U.S. relief groups protect most vulnerable from COVID-19 (June 8)
International relief organizations based in the United States are protecting the world’s most vulnerable people from COVID-19.
These nongovernmental organizations (NGOs) are collaborating with local officials to screen patients for COVID-19 in Africa and build a hospital in Bangladesh.
U.S. donors have given more than $4.3 billion to COVID-19 relief efforts worldwide, U.S. Secretary of State Michael R. Pompeo said May 20. Those donations are in addition to more than $10 billion provided by the U.S. government in health, humanitarian and economic aid to fight the pandemic.
In tackling COVID-19, some NGOs are building on their experience responding to earlier health crises, such as the 2018 Ebola outbreak in Africa.
These NGOs are among many fighting COVID-19 worldwide.
Medical staff from IntraHealth International, based in Chapel Hill, North Carolina, are screening patients at hospitals in Rwanda for COVID-19. The group is using screening procedures developed during the 2018 Ebola outbreak in the Democratic Republic of the Congo.
IntraHealth is also working with the U.S. Centers for Disease Control and Prevention in South Sudan to advise local officials on using modeling to predict and prevent the spread of the coronavirus.

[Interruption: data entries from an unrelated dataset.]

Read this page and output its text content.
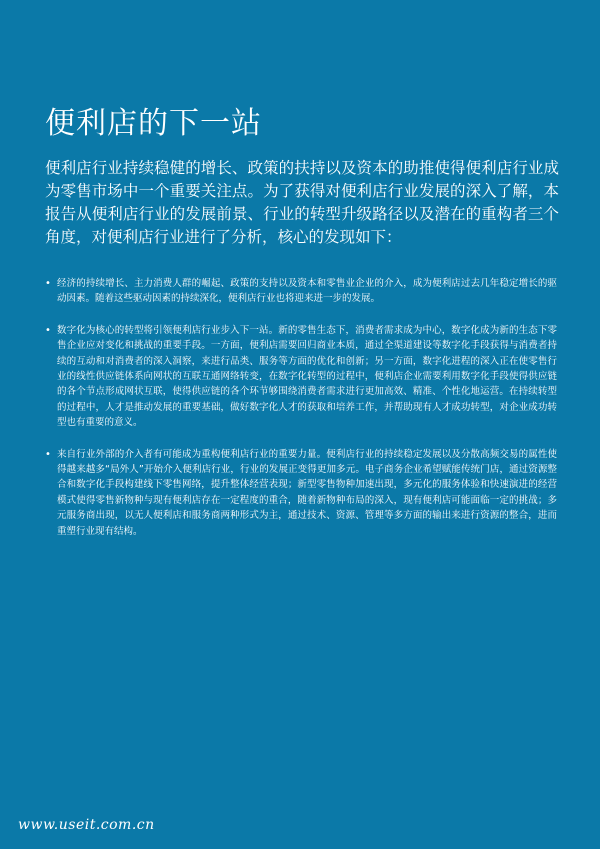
便利店的下一站

便利店行业持续稳健的增长、政策的扶持以及资本的助推使得便利店行业成为零售市场中一个重要关注点。为了获得对便利店行业发展的深入了解，本报告从便利店行业的发展前景、行业的转型升级路径以及潜在的重构者三个角度，对便利店行业进行了分析，核心的发现如下：

• 经济的持续增长、主力消费人群的崛起、政策的支持以及资本和零售业企业的介入，成为便利店过去几年稳定增长的驱动因素。随着这些驱动因素的持续深化，便利店行业也将迎来进一步的发展。
• 数字化为核心的转型将引领便利店行业步入下一站。新的零售生态下，消费者需求成为中心，数字化成为新的生态下零售企业应对变化和挑战的重要手段。一方面，便利店需要回归商业本质，通过全渠道建设等数字化手段获得与消费者持续的互动和对消费者的深入洞察，来进行品类、服务等方面的优化和创新；另一方面，数字化进程的深入正在使零售行业的线性供应链体系向网状的互联互通网络转变，在数字化转型的过程中，便利店企业需要利用数字化手段使得供应链的各个节点形成网状互联，使得供应链的各个环节够围绕消费者需求进行更加高效、精准、个性化地运营。在持续转型的过程中，人才是推动发展的重要基础，做好数字化人才的获取和培养工作，并帮助现有人才成功转型，对企业成功转型也有重要的意义。
• 来自行业外部的介入者有可能成为重构便利店行业的重要力量。便利店行业的持续稳定发展以及分散高频交易的属性使得越来越多“局外人”开始介入便利店行业，行业的发展正变得更加多元。电子商务企业希望赋能传统门店，通过资源整合和数字化手段构建线下零售网络，提升整体经营表现；新型零售物种加速出现，多元化的服务体验和快速演进的经营模式使得零售新物种与现有便利店存在一定程度的重合，随着新物种布局的深入，现有便利店可能面临一定的挑战；多元服务商出现，以无人便利店和服务商两种形式为主，通过技术、资源、管理等多方面的输出来进行资源的整合，进而重塑行业现有结构。
www.useit.com.cn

International Rescue Committee
The International Rescue Committee (IRC), based in New York, is supporting preparedness and response activities for more than 93,000 refugees, who for the past several decades have fled conflict and hardship in Burma for the safety of refugee camps in Thailand. The Department of State’s Bureau of Population, Refugees, and Migration (State/PRM) is providing funding for the effort.

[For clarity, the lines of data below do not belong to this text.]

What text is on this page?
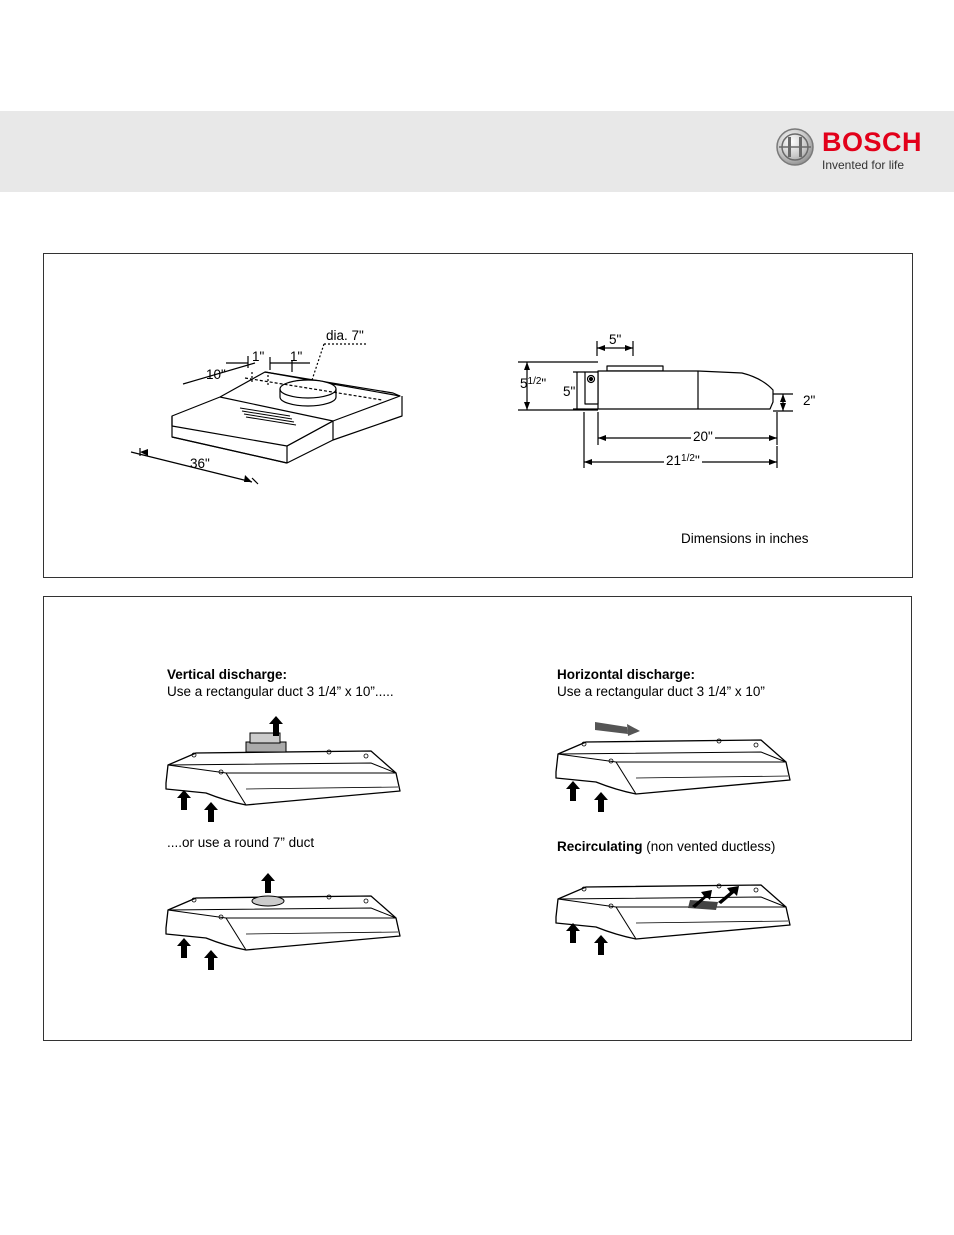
BOSCH
Invented for life
36"
10"
1" 1"
dia. 7"	5"
$5^{1/2}$"
5"
2"
20"
$21^{1/2}$"
Dimensions in inches
Vertical discharge:
Use a rectangular duct 3 1/4” x 10”.....
....or use a round 7” duct
Horizontal discharge:
Use a rectangular duct 3 1/4” x 10”
Recirculating (non vented ductless)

IRC’s relief efforts include making face shields to protect frontline health workers serving vulnerable populations living in the nine refugee camps along the Thailand-Burma border.
Relief International, founded in Los Angeles, is building a 144-bed hospital in Bangladesh to treat Rohingya refugees from Burma. The relief group is also providing protective equipment and pharmaceuticals for treating COVID-19 patients.
The NGO is also developing an e-learning module to conduct COVID-19 awareness activities with local youth groups. Funding from State/PRM’s partner, the United Nations High Commissioner for Refugees, is supporting the group’s efforts in Bangladesh.
Mercy Corps has assisted Venezuelans displaced in Colombia with cash disbursements to pay for medical care, including childbirth, and help meet other basic needs.
“For vulnerable families without safety nets or savings accounts, a pandemic can make it difficult — if not impossible — to get the basics needed to survive,” Mercy Corps says on its website.